Mansfield Park is probably the most neglected Austen novel. It is certainly the title with the poorest film / TV adaptations.
I really tried to love this one better on my recent Austen re-read marathon. And I did find myself appreciating it more than my last re-read.
But it's by no means straightforward and this time, I think I might be able to explain why it's not one of my favorites.
No one seems to know what to do with our heroine, Fanny Price.
Fanny is highly moral, slightly sickly, and usually quiet. She deeply loves her brother William and her cousin Edmund. She fears almost everyone else.
Despite the less than sparkling heroine, Austen writes a layered and intriguing story. She dances on the edge of some truly Brontë-an conflict.
The Trouble with Henry Crawford
I've seen some apologetics for Henry Crawford and some readers wish that Fanny would have accepted him. I see why Austen did not write the story that way. Fanny doesn't believe that she can "make him a better person." (To use a modern construction.)
But while Fanny (and perhaps Austen) doesn't believe it in this particular novel, you have to contrast Emma.

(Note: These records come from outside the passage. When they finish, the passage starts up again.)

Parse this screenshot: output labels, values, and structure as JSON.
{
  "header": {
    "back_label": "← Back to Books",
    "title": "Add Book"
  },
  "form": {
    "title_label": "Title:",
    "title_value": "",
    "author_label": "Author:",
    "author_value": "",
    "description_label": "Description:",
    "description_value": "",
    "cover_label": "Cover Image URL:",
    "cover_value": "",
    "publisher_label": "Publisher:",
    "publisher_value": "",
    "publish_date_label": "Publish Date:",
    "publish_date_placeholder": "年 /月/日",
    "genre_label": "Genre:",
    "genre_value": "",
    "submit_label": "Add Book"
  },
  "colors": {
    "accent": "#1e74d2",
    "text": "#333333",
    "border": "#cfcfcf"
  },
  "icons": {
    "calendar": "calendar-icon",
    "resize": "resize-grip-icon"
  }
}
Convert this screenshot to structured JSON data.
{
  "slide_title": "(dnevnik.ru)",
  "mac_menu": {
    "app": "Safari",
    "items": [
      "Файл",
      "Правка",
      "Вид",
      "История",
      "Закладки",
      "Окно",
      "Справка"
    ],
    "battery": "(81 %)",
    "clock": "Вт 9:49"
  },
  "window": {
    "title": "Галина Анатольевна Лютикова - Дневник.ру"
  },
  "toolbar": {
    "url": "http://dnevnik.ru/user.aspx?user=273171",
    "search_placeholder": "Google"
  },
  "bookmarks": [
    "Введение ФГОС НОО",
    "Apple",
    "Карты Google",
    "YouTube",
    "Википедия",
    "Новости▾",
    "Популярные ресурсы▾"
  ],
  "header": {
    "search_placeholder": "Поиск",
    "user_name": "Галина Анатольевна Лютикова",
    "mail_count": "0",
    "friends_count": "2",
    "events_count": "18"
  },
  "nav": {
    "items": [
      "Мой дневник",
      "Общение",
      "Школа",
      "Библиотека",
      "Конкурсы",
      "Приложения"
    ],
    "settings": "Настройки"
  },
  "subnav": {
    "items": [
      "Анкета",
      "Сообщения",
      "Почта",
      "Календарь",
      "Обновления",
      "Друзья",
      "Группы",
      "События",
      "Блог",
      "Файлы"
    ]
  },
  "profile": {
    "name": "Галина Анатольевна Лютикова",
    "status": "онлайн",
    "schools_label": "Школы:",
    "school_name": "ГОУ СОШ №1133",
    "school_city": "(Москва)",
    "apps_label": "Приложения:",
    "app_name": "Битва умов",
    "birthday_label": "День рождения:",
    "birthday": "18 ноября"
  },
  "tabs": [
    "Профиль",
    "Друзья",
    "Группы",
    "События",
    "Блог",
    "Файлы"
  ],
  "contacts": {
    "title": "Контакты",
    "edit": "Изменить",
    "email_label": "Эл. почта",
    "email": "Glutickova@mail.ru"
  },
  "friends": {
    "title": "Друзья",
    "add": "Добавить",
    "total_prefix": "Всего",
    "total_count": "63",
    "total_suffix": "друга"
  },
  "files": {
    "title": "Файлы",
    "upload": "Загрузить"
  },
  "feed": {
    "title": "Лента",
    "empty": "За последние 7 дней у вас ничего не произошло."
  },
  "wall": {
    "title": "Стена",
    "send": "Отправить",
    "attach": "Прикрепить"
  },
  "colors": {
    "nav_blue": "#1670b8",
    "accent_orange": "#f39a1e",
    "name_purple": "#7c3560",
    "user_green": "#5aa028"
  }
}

Emma is the next published work by Austen and the last published in her (tragically short) lifetime.
Contrast MP's Henry Crawford (not redeemable, it seems) with Emma's Frank Churchill (redeemed by Jane Fairfax).
So, which is it? What did Austen believe? Can a good woman make a not good man better than he is?
Austen doesn't seem to know herself. Conjecture on my part: yes, she thought it could happen.
But she didn't want it to happen in Mansfield Park.
Which is the real weakness, I think.
The Problem of Momentum
Mansfield Park as a novel rolls downhill like a steam train:
1. The Bertram daughters behave foolishly and immorally (at least in Maria's case).
2. Tom (who comes and goes as Austen wishes in the plot and only exists because she doesn't want Edmund to be the eldest) is weak, but possibly improved thanks to his family.
3. Edmund is ready to marry Mary Crawford despite her deficiencies.
Until the very end.
Fanny rejects Henry Crawford because she must, for Austen's sake.
Edmund "begins to love Fanny", because that is what Austen wants to happen.
The entire last chapter is wish fulfillment on Austen's part. It is less worthy of the book as a whole.
I can forgive Austen for not wanting to descend into Brontë sister level tragedy. Our beloved Jane said herself in the last chapter of Mansfield Park:
“Let other pens dwell on guilt and misery. I quit such odious subjects as soon as I can, impatient to restore everybody not greatly in fault themselves to tolerable comfort, and to have done with all the rest.”
But it's fun to think about what could have happened in the story if Austen had gotten out of the way of her characters.